Yesterday’s post on the pros and cons of labeling foods with genetically-altered ingredients led to a back-and-forth discussion that exemplifies the real-world problems of policymaking, where matters are seldom black and white.

The discussion illustrated a contemporary reality: given the increasing complexity of the world we inhabit, in many policy domains, few people will fully understand the issues involved. Think climate change, poverty, education, healthcare…and food labeling.

Miriam’s comment raised many of the potential pitfalls involved in labeling; as she noted, in an effort to give people relevant information, we may instead end up misinforming them. In particular, her question “how far do we drill down?” is key. How much information is enough, and how much is too much? How are we defining our terms? What do we include/exclude?

Mort underscores the economic motives of the stakeholders in this particular debate, reminding us of the increasing role that money and influence play in our policymaking, often to the detriment of accuracy and the public good. (The climate change debate is an example.)

What do consumers have a right to know about the products they purchase? What do they need to know?

On the one hand, the vendor/manufacturers’ “trust us” is not only insufficient, it is contrary to the premises of our regulatory structure. On the other hand, both Miriam and Mort are undeniably correct  when they point out that most consumers do not have the background and scientific training needed to evaluate technical information accurately and will either over-react to it or ignore it.

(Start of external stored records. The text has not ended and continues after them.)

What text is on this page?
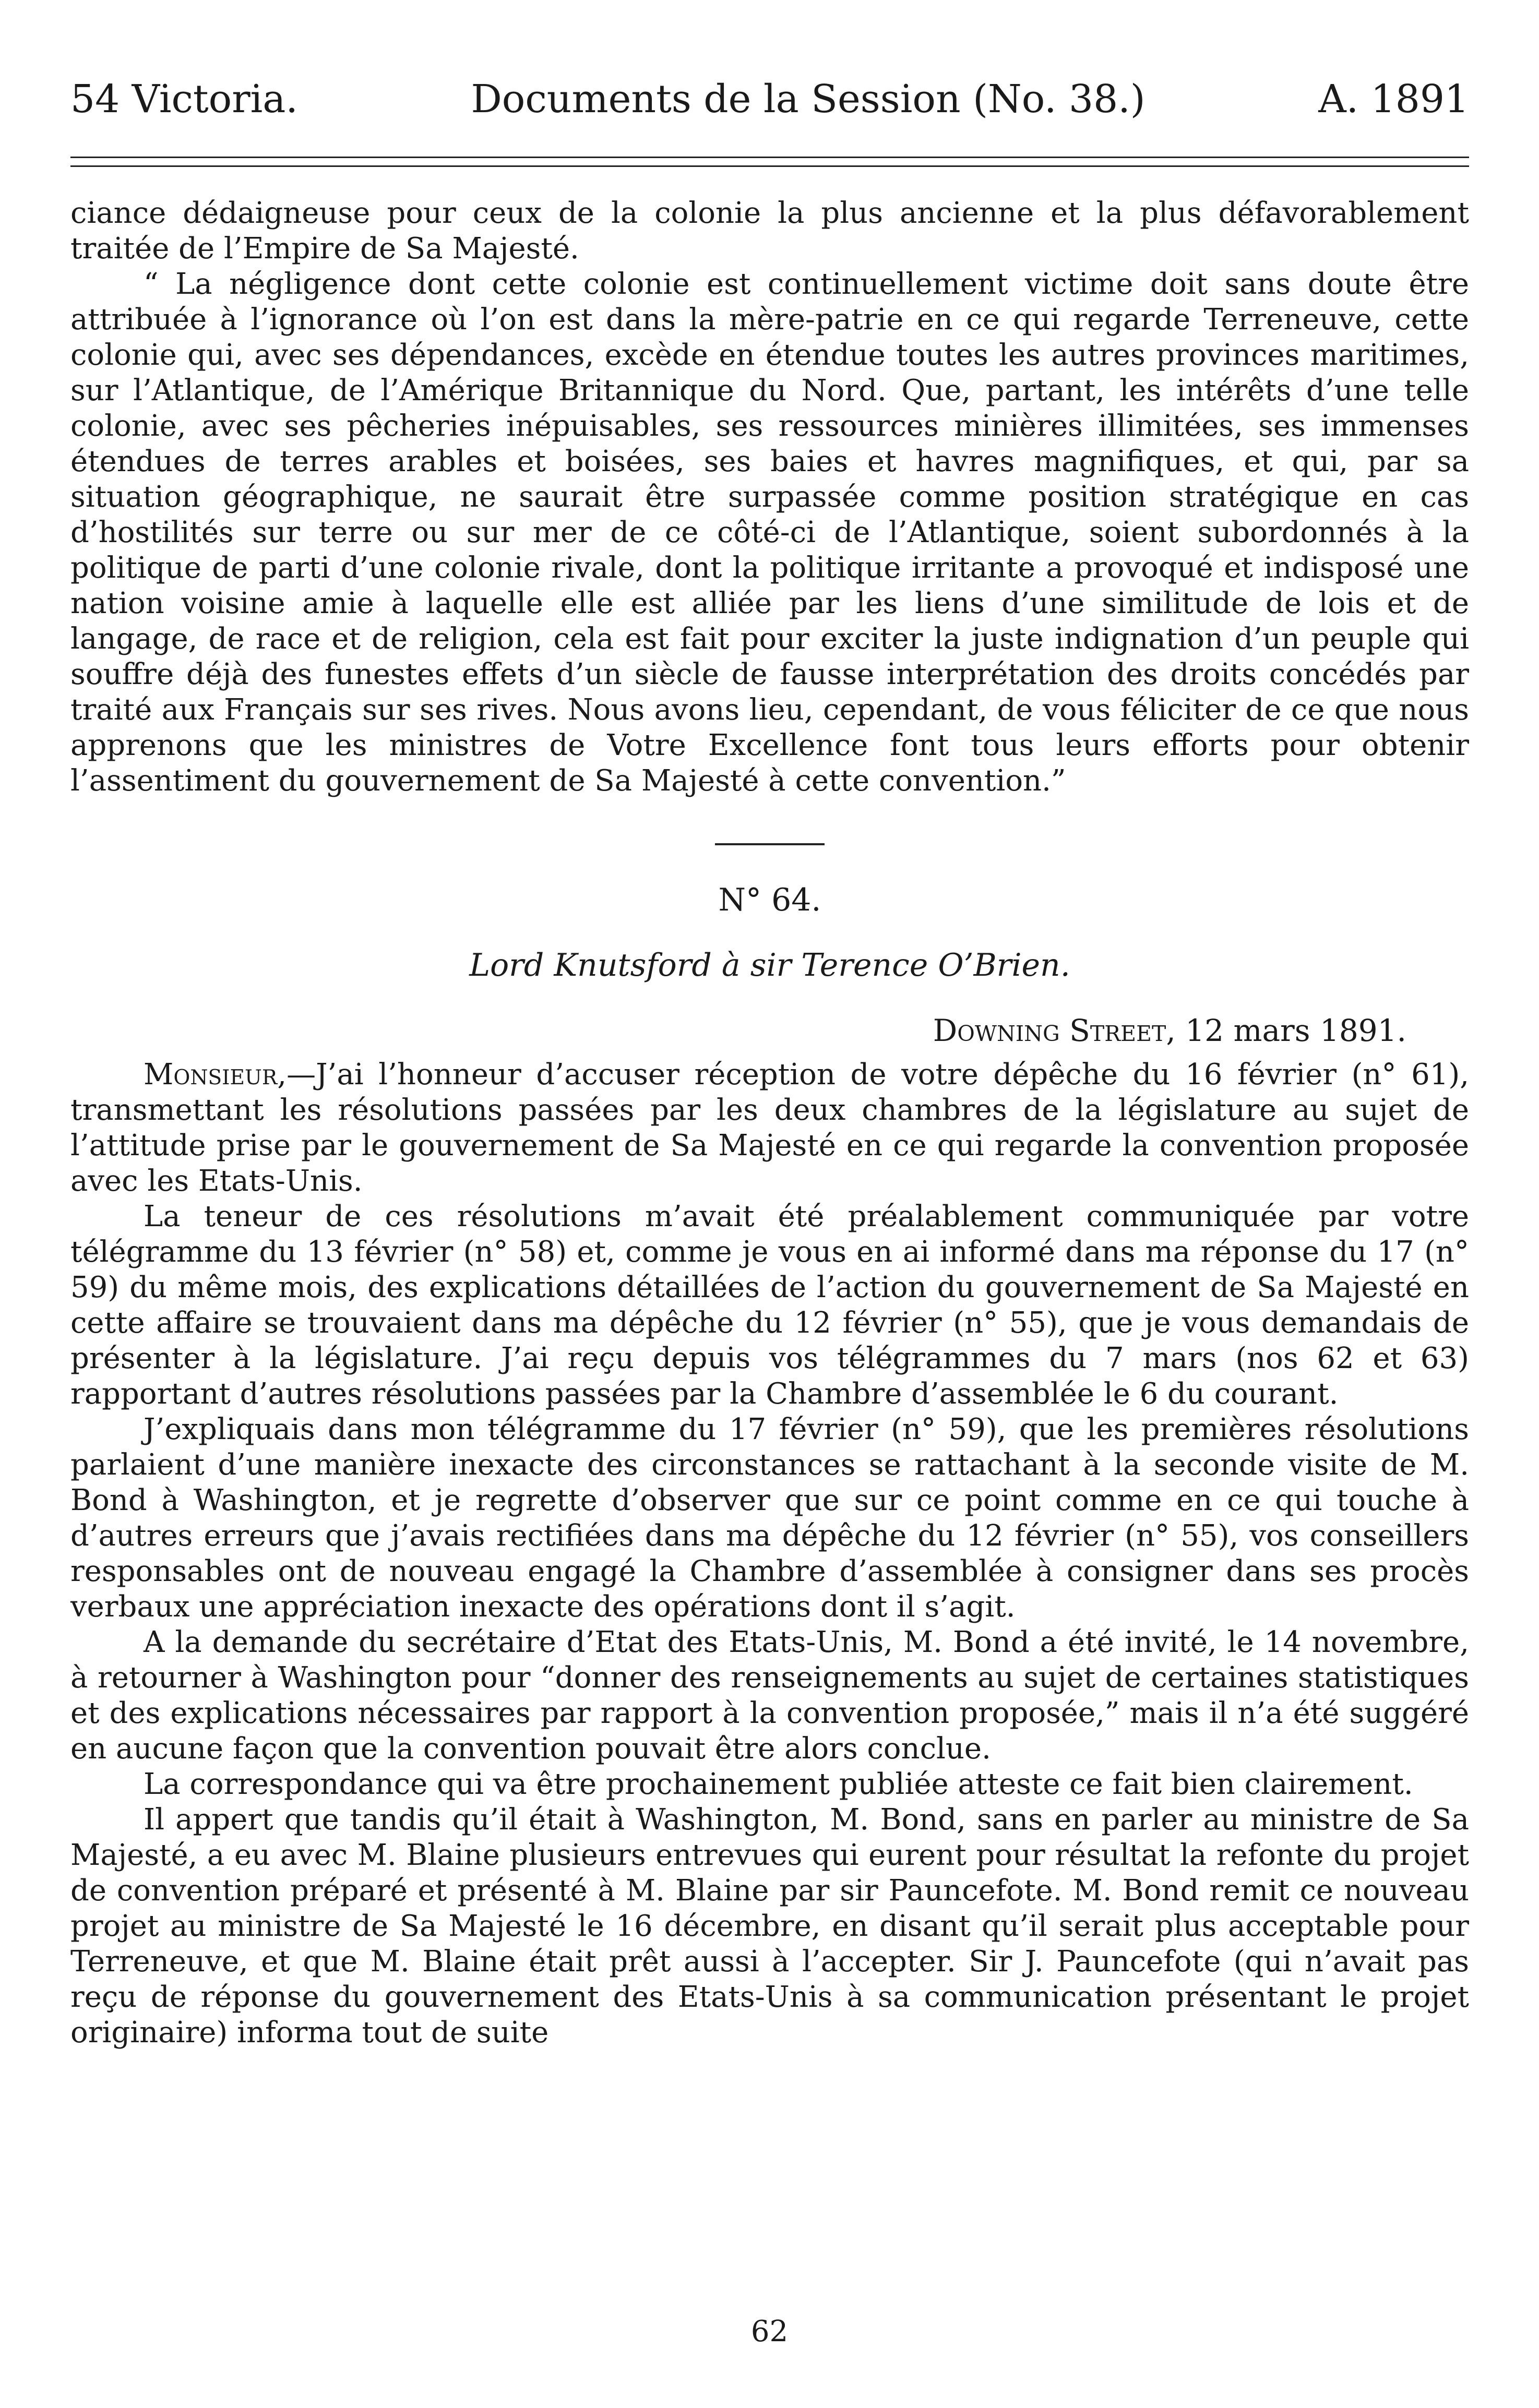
54 Victoria.	Documents de la Session (No. 38.)	A. 1891

ciance dédaigneuse pour ceux de la colonie la plus ancienne et la plus défavorablement traitée de l’Empire de Sa Majesté.

“ La négligence dont cette colonie est continuellement victime doit sans doute être attribuée à l’ignorance où l’on est dans la mère-patrie en ce qui regarde Terreneuve, cette colonie qui, avec ses dépendances, excède en étendue toutes les autres provinces maritimes, sur l’Atlantique, de l’Amérique Britannique du Nord. Que, partant, les intérêts d’une telle colonie, avec ses pêcheries inépuisables, ses ressources minières illimitées, ses immenses étendues de terres arables et boisées, ses baies et havres magnifiques, et qui, par sa situation géographique, ne saurait être surpassée comme position stratégique en cas d’hostilités sur terre ou sur mer de ce côté-ci de l’Atlantique, soient subordonnés à la politique de parti d’une colonie rivale, dont la politique irritante a provoqué et indisposé une nation voisine amie à laquelle elle est alliée par les liens d’une similitude de lois et de langage, de race et de religion, cela est fait pour exciter la juste indignation d’un peuple qui souffre déjà des funestes effets d’un siècle de fausse interprétation des droits concédés par traité aux Français sur ses rives. Nous avons lieu, cependant, de vous féliciter de ce que nous apprenons que les ministres de Votre Excellence font tous leurs efforts pour obtenir l’assentiment du gouvernement de Sa Majesté à cette convention.”

N° 64.
Lord Knutsford à sir Terence O’Brien.
Downing Street, 12 mars 1891.

Monsieur,—J’ai l’honneur d’accuser réception de votre dépêche du 16 février (n° 61), transmettant les résolutions passées par les deux chambres de la législature au sujet de l’attitude prise par le gouvernement de Sa Majesté en ce qui regarde la convention proposée avec les Etats-Unis.

La teneur de ces résolutions m’avait été préalablement communiquée par votre télégramme du 13 février (n° 58) et, comme je vous en ai informé dans ma réponse du 17 (n° 59) du même mois, des explications détaillées de l’action du gouvernement de Sa Majesté en cette affaire se trouvaient dans ma dépêche du 12 février (n° 55), que je vous demandais de présenter à la législature. J’ai reçu depuis vos télégrammes du 7 mars (nos 62 et 63) rapportant d’autres résolutions passées par la Chambre d’assemblée le 6 du courant.

J’expliquais dans mon télégramme du 17 février (n° 59), que les premières résolutions parlaient d’une manière inexacte des circonstances se rattachant à la seconde visite de M. Bond à Washington, et je regrette d’observer que sur ce point comme en ce qui touche à d’autres erreurs que j’avais rectifiées dans ma dépêche du 12 février (n° 55), vos conseillers responsables ont de nouveau engagé la Chambre d’assemblée à consigner dans ses procès verbaux une appréciation inexacte des opérations dont il s’agit.

A la demande du secrétaire d’Etat des Etats-Unis, M. Bond a été invité, le 14 novembre, à retourner à Washington pour “donner des renseignements au sujet de certaines statistiques et des explications nécessaires par rapport à la convention proposée,” mais il n’a été suggéré en aucune façon que la convention pouvait être alors conclue.

La correspondance qui va être prochainement publiée atteste ce fait bien clairement.

Il appert que tandis qu’il était à Washington, M. Bond, sans en parler au ministre de Sa Majesté, a eu avec M. Blaine plusieurs entrevues qui eurent pour résultat la refonte du projet de convention préparé et présenté à M. Blaine par sir Pauncefote. M. Bond remit ce nouveau projet au ministre de Sa Majesté le 16 décembre, en disant qu’il serait plus acceptable pour Terreneuve, et que M. Blaine était prêt aussi à l’accepter. Sir J. Pauncefote (qui n’avait pas reçu de réponse du gouvernement des Etats-Unis à sa communication présentant le projet originaire) informa tout de suite

62
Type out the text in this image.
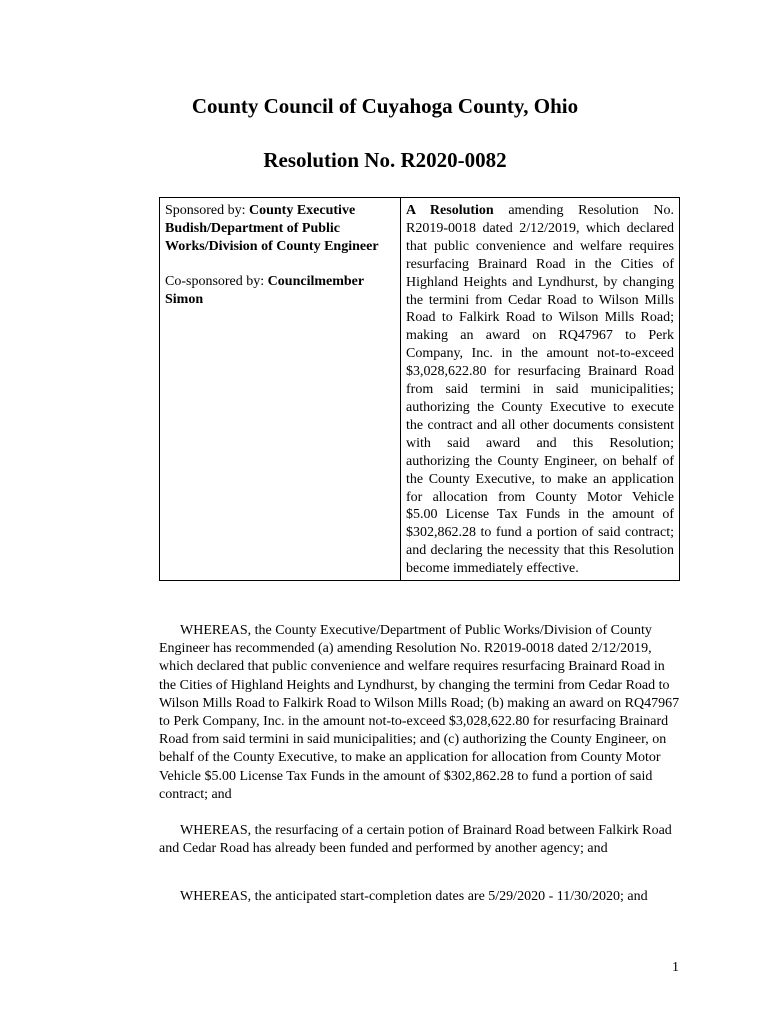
County Council of Cuyahoga County, Ohio
Resolution No. R2020-0082
Sponsored by: County Executive Budish/Department of Public Works/Division of County Engineer
Co-sponsored by: Councilmember Simon
	A Resolution amending Resolution No. R2019-0018 dated 2/12/2019, which declared that public convenience and welfare requires resurfacing Brainard Road in the Cities of Highland Heights and Lyndhurst, by changing the termini from Cedar Road to Wilson Mills Road to Falkirk Road to Wilson Mills Road; making an award on RQ47967 to Perk Company, Inc. in the amount not-to-exceed $3,028,622.80 for resurfacing Brainard Road from said termini in said municipalities; authorizing the County Executive to execute the contract and all other documents consistent with said award and this Resolution; authorizing the County Engineer, on behalf of the County Executive, to make an application for allocation from County Motor Vehicle $5.00 License Tax Funds in the amount of $302,862.28 to fund a portion of said contract; and declaring the necessity that this Resolution become immediately effective.

WHEREAS, the County Executive/Department of Public Works/Division of County Engineer has recommended (a) amending Resolution No. R2019-0018 dated 2/12/2019, which declared that public convenience and welfare requires resurfacing Brainard Road in the Cities of Highland Heights and Lyndhurst, by changing the termini from Cedar Road to Wilson Mills Road to Falkirk Road to Wilson Mills Road; (b) making an award on RQ47967 to Perk Company, Inc. in the amount not-to-exceed $3,028,622.80 for resurfacing Brainard Road from said termini in said municipalities; and (c) authorizing the County Engineer, on behalf of the County Executive, to make an application for allocation from County Motor Vehicle $5.00 License Tax Funds in the amount of $302,862.28 to fund a portion of said contract; and

WHEREAS, the resurfacing of a certain potion of Brainard Road between Falkirk Road and Cedar Road has already been funded and performed by another agency; and

WHEREAS, the anticipated start-completion dates are 5/29/2020 - 11/30/2020; and

1
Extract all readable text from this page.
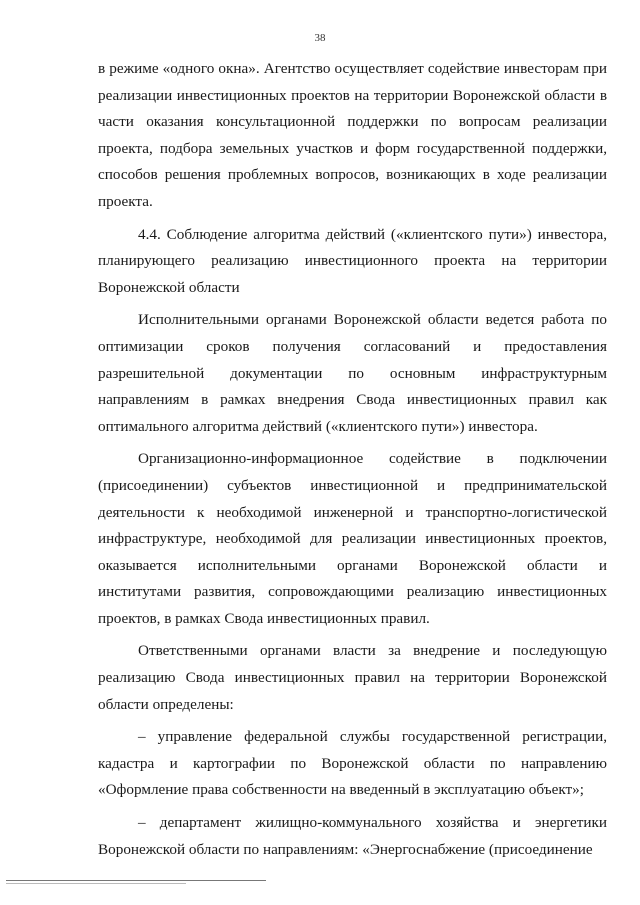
38

в режиме «одного окна». Агентство осуществляет содействие инвесторам при реализации инвестиционных проектов на территории Воронежской области в части оказания консультационной поддержки по вопросам реализации проекта, подбора земельных участков и форм государственной поддержки, способов решения проблемных вопросов, возникающих в ходе реализации проекта.

4.4. Соблюдение алгоритма действий («клиентского пути») инвестора, планирующего реализацию инвестиционного проекта на территории Воронежской области

Исполнительными органами Воронежской области ведется работа по оптимизации сроков получения согласований и предоставления разрешительной документации по основным инфраструктурным направлениям в рамках внедрения Свода инвестиционных правил как оптимального алгоритма действий («клиентского пути») инвестора.

Организационно-информационное содействие в подключении (присоединении) субъектов инвестиционной и предпринимательской деятельности к необходимой инженерной и транспортно-логистической инфраструктуре, необходимой для реализации инвестиционных проектов, оказывается исполнительными органами Воронежской области и институтами развития, сопровождающими реализацию инвестиционных проектов, в рамках Свода инвестиционных правил.

Ответственными органами власти за внедрение и последующую реализацию Свода инвестиционных правил на территории Воронежской области определены:

– управление федеральной службы государственной регистрации, кадастра и картографии по Воронежской области по направлению «Оформление права собственности на введенный в эксплуатацию объект»;

– департамент жилищно-коммунального хозяйства и энергетики Воронежской области по направлениям: «Энергоснабжение (присоединение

Most of us shake our heads or laugh when the stewardess demonstrates how to buckle a seat belt, or when we read the label on a ladder that warns us against falling off.

We don’t need a nanny state that overprotects us. We do need relevant information that allows us to make informed choices. Deciding where to draw that line–deciding what information should be conveyed–is the hard part.

Yesterday’s exchange reminded me of the old story of the village rabbi who is approached by two men to settle an argument. The first tells his side, and the Rabbi says, “you’re right.” The second tells his side, and once again the Rabbi says, “You’re right.” An onlooker protests: they can’t both be right! To which the Rabbi says, “You, too, are right!”

Policy is complicated. Simple answers and binary choices don’t make for good policy.

Maybe that’s one reason we don’t have much good policy these days.